Health thicket greets Assembly Managed-care push likely to be at center of many battles

January 12, 1996|By M. William Salganik | M. William Salganik,SUN STAFF

Members of the Maryland General Assembly are about to resume wrestling with changes in the health marketplace.

"Health care was one of the top five issues of the '95 session, and it will be again in '96," predicted Sen. Larry Young, the Baltimore Democrat who chairs the Senate Finance Health subcommittee.

"Health care is a $15 billion-a-year industry in the state of Maryland," said Michael E. Busch, the Anne Arundel County Democrat who chairs the House Economic Matters Committee. "The big players are always going to want to gain an advantage somewhere along the line."

The most contentious issues generally revolve around managed care -- efforts to cut costs through controlling patient access to medical care.

Among the top issues:

* The state's effort to move its Medicaid recipients to managed care.

* A drive by hospitals and other health providers to function like health maintenance organizations.

* Another debate over whether in-surers should be required to pay for two days of hospitalization for a mother giving birth.

* Efforts by Blue Cross and Blue Shield of Maryland to reduce the amount of regulatory control that the state exercises over its only nonprofit health insurer.

The administration's chief health legislation for this year's session involves moving the state's 467,000 Medicaid patients into managed care.

Managed care controls costs by assigning patients to a "gatekeeper," a primary-care physician who determines when the patient needs expensive tests or specialist visits. Also, it is hoped that the primary doctor will provide enough preventive services to avoid expensive treatments later.

"Hopefully, there won't be a lot of opposition, because everybody has had their say," said Sen. Paula C. Hollinger, a Baltimore County Democrat and nurse who takes an active role in health legislation.

Among the efforts to give interested groups a chance to comment on Medicaid plans: More than 1,000 Marylanders jammed 11 public hearings throughout the state last year to discuss the Medicaid managed-care plan. A 125-member steering committee held three-hour weekly meetings. And a group from the University of Maryland Baltimore County prepared a lengthy report.

Despite the effort at building consensus, however, interest groups are anxious to read the fine print in the final legislation.

"There are still concerns," said Jay Wolvovsky, who heads the Baltimore Medical System, a network of six health centers in East and Southeast Baltimore. "Even with the task forces and the hearings and the paper produced by UMBC, there were a lot of details that needed to be filled in."

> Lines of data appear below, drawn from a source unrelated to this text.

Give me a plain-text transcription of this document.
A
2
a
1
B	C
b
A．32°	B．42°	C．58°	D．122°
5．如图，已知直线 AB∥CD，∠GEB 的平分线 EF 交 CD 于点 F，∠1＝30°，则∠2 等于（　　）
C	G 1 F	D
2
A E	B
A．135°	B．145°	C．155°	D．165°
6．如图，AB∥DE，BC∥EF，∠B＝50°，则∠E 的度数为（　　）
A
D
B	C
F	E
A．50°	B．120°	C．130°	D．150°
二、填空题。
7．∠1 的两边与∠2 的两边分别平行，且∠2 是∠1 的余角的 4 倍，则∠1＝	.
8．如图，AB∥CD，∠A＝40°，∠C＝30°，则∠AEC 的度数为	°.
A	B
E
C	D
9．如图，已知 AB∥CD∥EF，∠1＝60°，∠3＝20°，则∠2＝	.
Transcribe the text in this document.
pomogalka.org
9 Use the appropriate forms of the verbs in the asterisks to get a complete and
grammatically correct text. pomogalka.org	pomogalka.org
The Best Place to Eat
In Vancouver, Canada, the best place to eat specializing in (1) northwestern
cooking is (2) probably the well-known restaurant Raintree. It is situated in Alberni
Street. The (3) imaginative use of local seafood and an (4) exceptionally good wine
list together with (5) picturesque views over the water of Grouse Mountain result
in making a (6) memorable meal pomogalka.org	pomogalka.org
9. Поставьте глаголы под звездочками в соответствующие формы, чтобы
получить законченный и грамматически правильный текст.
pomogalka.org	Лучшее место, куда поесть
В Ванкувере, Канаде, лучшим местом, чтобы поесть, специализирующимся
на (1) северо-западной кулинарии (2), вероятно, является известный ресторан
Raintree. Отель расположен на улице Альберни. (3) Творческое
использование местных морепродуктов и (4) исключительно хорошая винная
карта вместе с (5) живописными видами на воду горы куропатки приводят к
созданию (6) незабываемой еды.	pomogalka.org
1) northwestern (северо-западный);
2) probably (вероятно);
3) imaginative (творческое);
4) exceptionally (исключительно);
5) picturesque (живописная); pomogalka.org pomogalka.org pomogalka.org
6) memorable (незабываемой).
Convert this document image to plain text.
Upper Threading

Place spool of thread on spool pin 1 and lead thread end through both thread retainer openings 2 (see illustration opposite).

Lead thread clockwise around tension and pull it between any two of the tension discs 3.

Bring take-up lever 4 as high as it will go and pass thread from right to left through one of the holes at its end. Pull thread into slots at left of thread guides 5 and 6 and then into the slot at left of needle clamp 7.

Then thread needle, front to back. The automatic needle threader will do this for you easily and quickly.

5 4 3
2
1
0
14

The industry is watching to see how the Medicaid managed-care plan deals with mental health and nursing home services, said Robin Shaivitz, a lobbyist for several health-provider groups, including the Maryland Association of Nonprofit Homes for the Aging.

Others are waiting to see how specific health problems, such as AIDS, are covered.

And people such as Mr. Wolvovsky want to know how the plan will determine those who qualify as managed-care organizations: Would it be primarily existing HMOs or could networks of community health centers, such as Mr. Wolvovsky's, participate directly?

A similar question is at the center of the argument over how to regulate "community health networks," formed by hospitals, doctors and other providers. Some already have formed and are beginning to seek contracts with large employers -- raising the threat that the new networks could take millions of dollars in business away from insurance companies and HMOs.

The Maryland Hospital Association has made community health network legislation its "biggest priority" for this session, Nancy Fiedler, the association's senior vice president, said. She said hospitals want to see legislation that "makes sure we have flexibility."

On the other hand, the Maryland Association of HMOs says, in effect, if you want to act like an HMO, then become an HMO -- with all the accompanying regulations on medical quality and fiscal solvency.

Marty Roach, executive director of the HMO group, said of the community health network legislation, "We oppose it. We oppose the concept."

The HMOs also plan to oppose new legislative action on maternity hospital stays. Concerned because some insurance companies and HMOs were requiring hospital discharges in 24 hours after routine births, the legislature last year required them to pay for a 48-hour hospital stay or provide a home visit on the second day. When most insurers opted for the home visit rather than another day in the hospital, supporters of the legislation were annoyed.

"Call it getting snookered," Ms. Hollinger said. "We thought it would be up to the mom, but it was, 'Go home.' "

"This is now a consumer issue, and the consumers are demanding a 48-hour stay," said Bobbi Seabolt, lobbyist for the American Academy of Pediatrics.

Blue Cross is seeking permission to change the rates it pays doctors, pharmacists and other providers without having to get approval from the state insurance commissioner. Other insurers are already free to set the rates, and, "I don't know what reason there would be for the legislature not to grant them the same privilege as anybody else," Mr. Busch said.

However, legislators may see this as an opportunity to the Blue Cross' nonprofit status, the delegate said. "Commercial insurers are going to object because they see Blue Cross getting a large tax exemption and competing with them in the marketplace."